Garapon (2008) chamou a atenção. Ao sentarem-se próximos, o juiz e o promotor de

justiça - ambos representando o Estado -, gera a impressão de que não há igualdade de

tratamento11

.

Na maioria dos juizados visitados os ambientes das salas de conciliação eram

hierarquizados e estruturados, chegando a existir normas escritas estabelecendo a

disposição dos móveis e pessoas. Neste sentido, transcrevo parte de um documento

divulgado para os conciliadores por um promotor de justiça em um dos juizados

observados. Segundo esta orientação,

“A disposição dos assentos e a forma como serão ocupados durante a

audiência/sessão de conciliação transmite muito mais informações do que se

possa imaginar.
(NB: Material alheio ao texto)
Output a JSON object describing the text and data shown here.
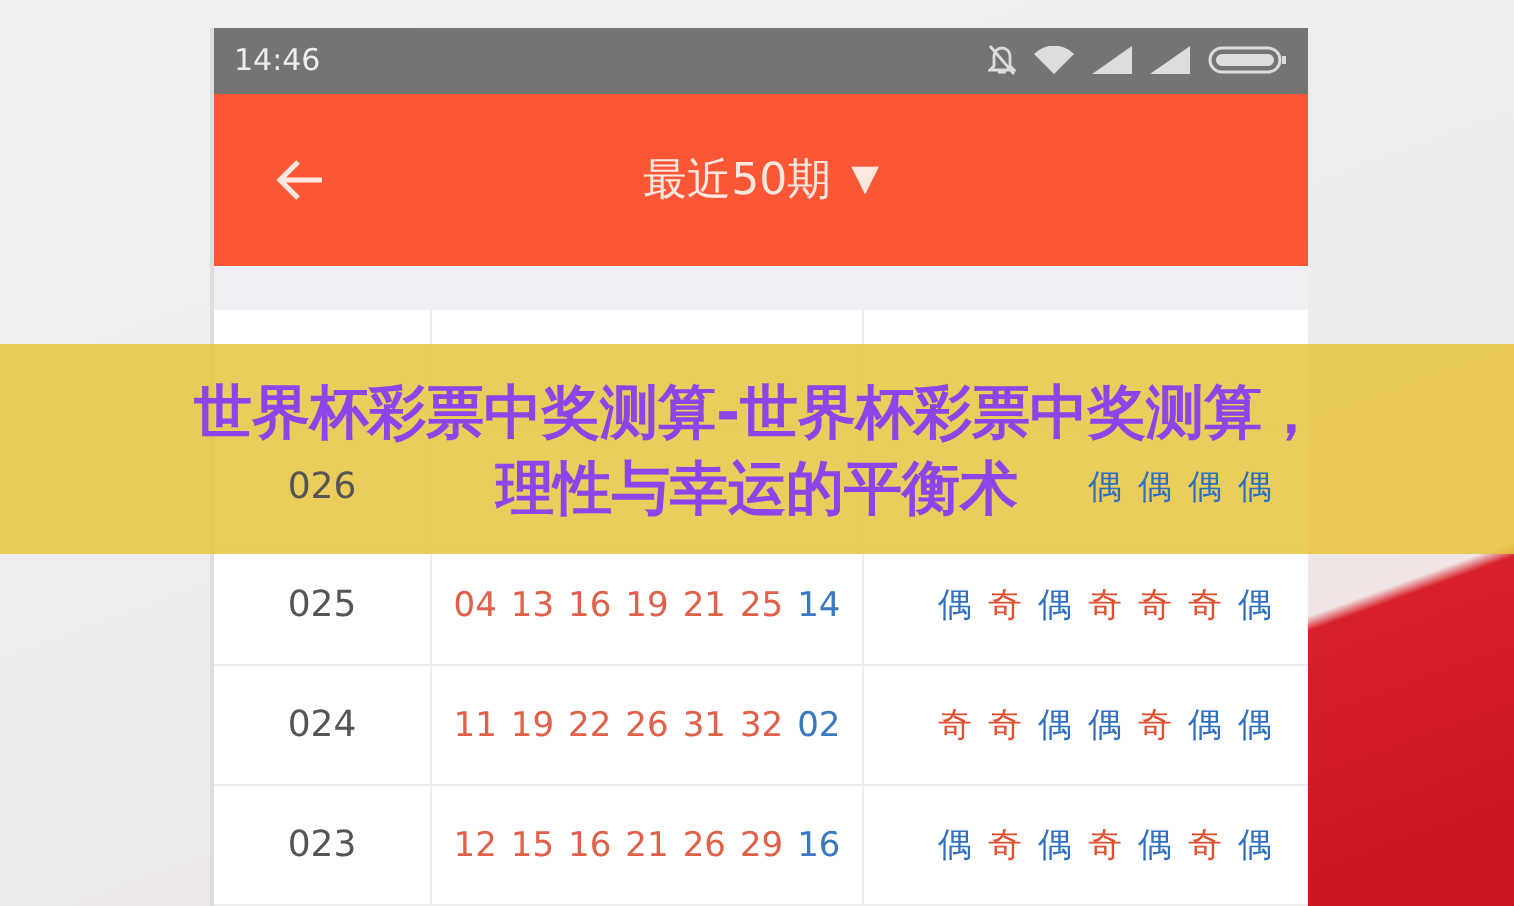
{
  "status_bar": {
    "time": "14:46"
  },
  "app_bar": {
    "title": "最近50期",
    "dropdown_arrow": "▼"
  },
  "rows": [
    {
      "period": "026",
      "numbers": [],
      "parity": [
        {
          "label": "偶",
          "kind": "even"
        },
        {
          "label": "偶",
          "kind": "even"
        },
        {
          "label": "偶",
          "kind": "even"
        },
        {
          "label": "偶",
          "kind": "even"
        }
      ]
    },
    {
      "period": "025",
      "numbers": [
        {
          "value": "04",
          "kind": "red"
        },
        {
          "value": "13",
          "kind": "red"
        },
        {
          "value": "16",
          "kind": "red"
        },
        {
          "value": "19",
          "kind": "red"
        },
        {
          "value": "21",
          "kind": "red"
        },
        {
          "value": "25",
          "kind": "red"
        },
        {
          "value": "14",
          "kind": "blue"
        }
      ],
      "parity": [
        {
          "label": "偶",
          "kind": "even"
        },
        {
          "label": "奇",
          "kind": "odd"
        },
        {
          "label": "偶",
          "kind": "even"
        },
        {
          "label": "奇",
          "kind": "odd"
        },
        {
          "label": "奇",
          "kind": "odd"
        },
        {
          "label": "奇",
          "kind": "odd"
        },
        {
          "label": "偶",
          "kind": "even"
        }
      ]
    },
    {
      "period": "024",
      "numbers": [
        {
          "value": "11",
          "kind": "red"
        },
        {
          "value": "19",
          "kind": "red"
        },
        {
          "value": "22",
          "kind": "red"
        },
        {
          "value": "26",
          "kind": "red"
        },
        {
          "value": "31",
          "kind": "red"
        },
        {
          "value": "32",
          "kind": "red"
        },
        {
          "value": "02",
          "kind": "blue"
        }
      ],
      "parity": [
        {
          "label": "奇",
          "kind": "odd"
        },
        {
          "label": "奇",
          "kind": "odd"
        },
        {
          "label": "偶",
          "kind": "even"
        },
        {
          "label": "偶",
          "kind": "even"
        },
        {
          "label": "奇",
          "kind": "odd"
        },
        {
          "label": "偶",
          "kind": "even"
        },
        {
          "label": "偶",
          "kind": "even"
        }
      ]
    },
    {
      "period": "023",
      "numbers": [
        {
          "value": "12",
          "kind": "red"
        },
        {
          "value": "15",
          "kind": "red"
        },
        {
          "value": "16",
          "kind": "red"
        },
        {
          "value": "21",
          "kind": "red"
        },
        {
          "value": "26",
          "kind": "red"
        },
        {
          "value": "29",
          "kind": "red"
        },
        {
          "value": "16",
          "kind": "blue"
        }
      ],
      "parity": [
        {
          "label": "偶",
          "kind": "even"
        },
        {
          "label": "奇",
          "kind": "odd"
        },
        {
          "label": "偶",
          "kind": "even"
        },
        {
          "label": "奇",
          "kind": "odd"
        },
        {
          "label": "偶",
          "kind": "even"
        },
        {
          "label": "奇",
          "kind": "odd"
        },
        {
          "label": "偶",
          "kind": "even"
        }
      ]
    }
  ],
  "banner": {
    "lines": [
      "世界杯彩票中奖测算-世界杯彩票中奖测算，",
      "理性与幸运的平衡术"
    ]
  }
}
Trata-se de uma forma de linguagem não verbal que deve

ser bem analisada, a fim de que se possa perceber o que os envolvidos

podem esperar da conciliação e como irão se comportar nesse ambiente. A

disposição física dos presentes deverá se dar conforme o número de pessoas

e o grau de animosidade entre elas.

O posicionamento do conciliador em relação às partes também é de grande

importância, já que a qualidade, imparcialidade, aptidão e liderança podem

ser transmitidas, em muito, por esses aspectos. Dessa maneira, ele deve se

posicionar com igual distanciamento em relação às partes. Quanto à

liderança, seu posicionamento deve se dar de modo a conseguir administrar e

controlar todo o desenvolvimento da audiência/sessão de conciliação. No

caso de uma audiência/sessão de conciliação ser conduzida por mais de um

conciliador é importante que se sentem próximos um do outro, para facilitar

a comunicação entre eles.” (grifo conforme o original)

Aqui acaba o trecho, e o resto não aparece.